In a way to explain the resistance, models could be made from the key genes and TF I found. Other type of modifications are involved in AML and splicing event is one of them. Of course, the analysis of other dataset where the IDHm inhibitor is involved may validate my previous result.
In vitro, there is a need of replica but looking at other cell lines may be interesting. And as I said previously, other genes may be very relevant like CREB1, HIF1a or STAT3.
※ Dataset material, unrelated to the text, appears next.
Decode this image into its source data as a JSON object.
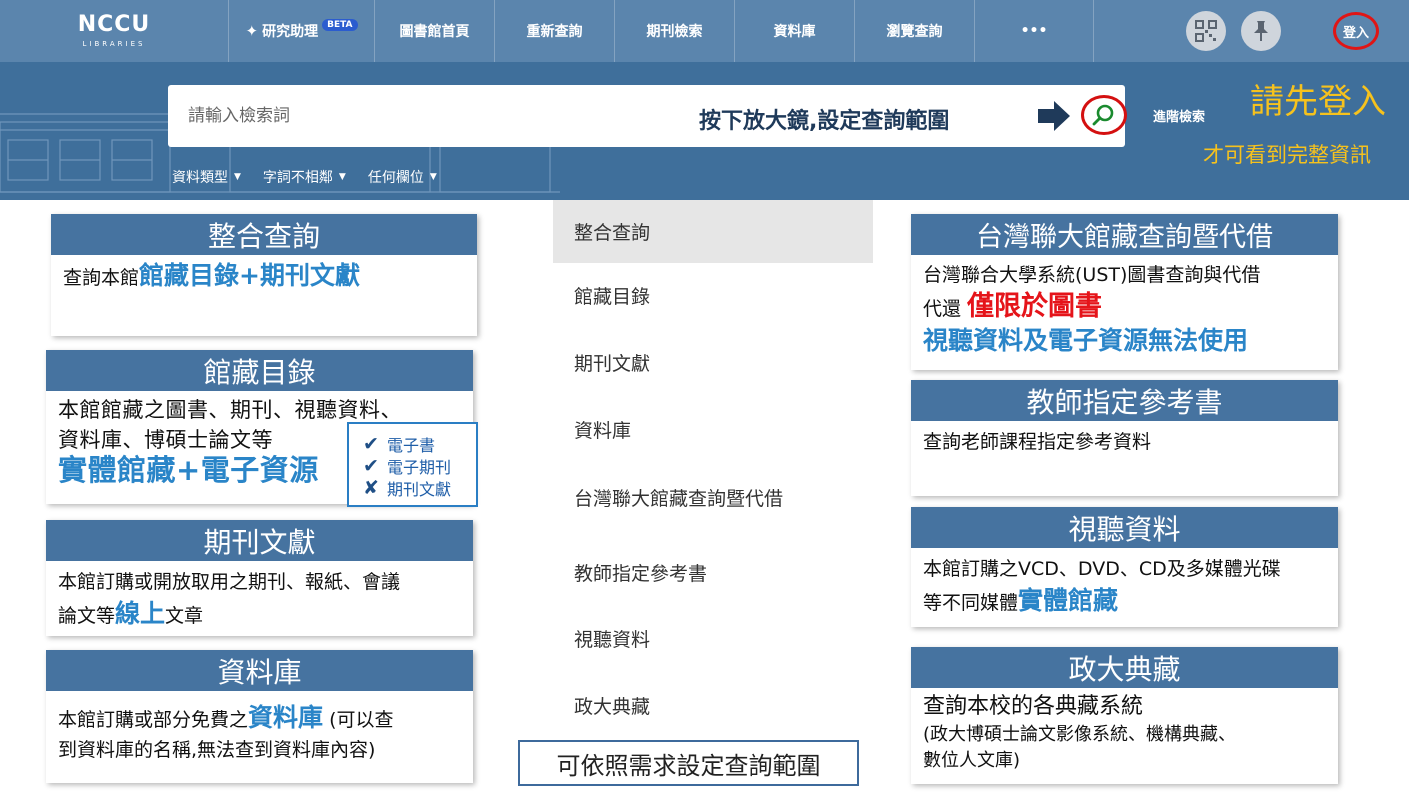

If the in vitro and in silico results are confirmed, an in vivo experiment on mice can be done to be closer to patient environment.
Diapo 64
Finally, to close this presentation, I’ll do a recap of the achievement done during this first year. In term of publications, I was involved in 3 papers.
Diapo 65
The first paper, I did some transcriptomic and methylome analysis on publicly available cohorts
Diapo 66
For the second one, I built different signatures that have shown to be enriched in our AML IDHm context.
Diapo 67
And a third paper that will be resubmitted soon where I made some 3D chromatin network analysis that permitted to combined expression data to methylation and enhance the signature made for deconvolution. So to give more details, we had a signatures composed of methylated cpgs and a signature of genes. Using 3D chromatin conformation, I found 48 genes that were not in the gene signature but that have cpgs from the cpgs signature in their promoter and that are connected to chromatin fragment having themselves cpgs from the cpgs signature. This enhanced the signature in term of deconvolution .
Diapo 68
I also followed a training from the doctoral school about advanced biostatistics that will be usefull in the future. I also participated in conferences through posters and flash talks. I managed a project called Apprentis chercheurs during almost 6 month. And finally, here is the list of skills I acquired during this first year.
Diapo 69
Of course I thank the Inserm and the CRCT where I do all the work. The Labex Toucan and the université Paul Sabatier. And I course I thank the two teams I am part of, the team of Vera Pancaldi, the NetB(IO)² and the time of Jean Emmanuel Sarry, the METAML team.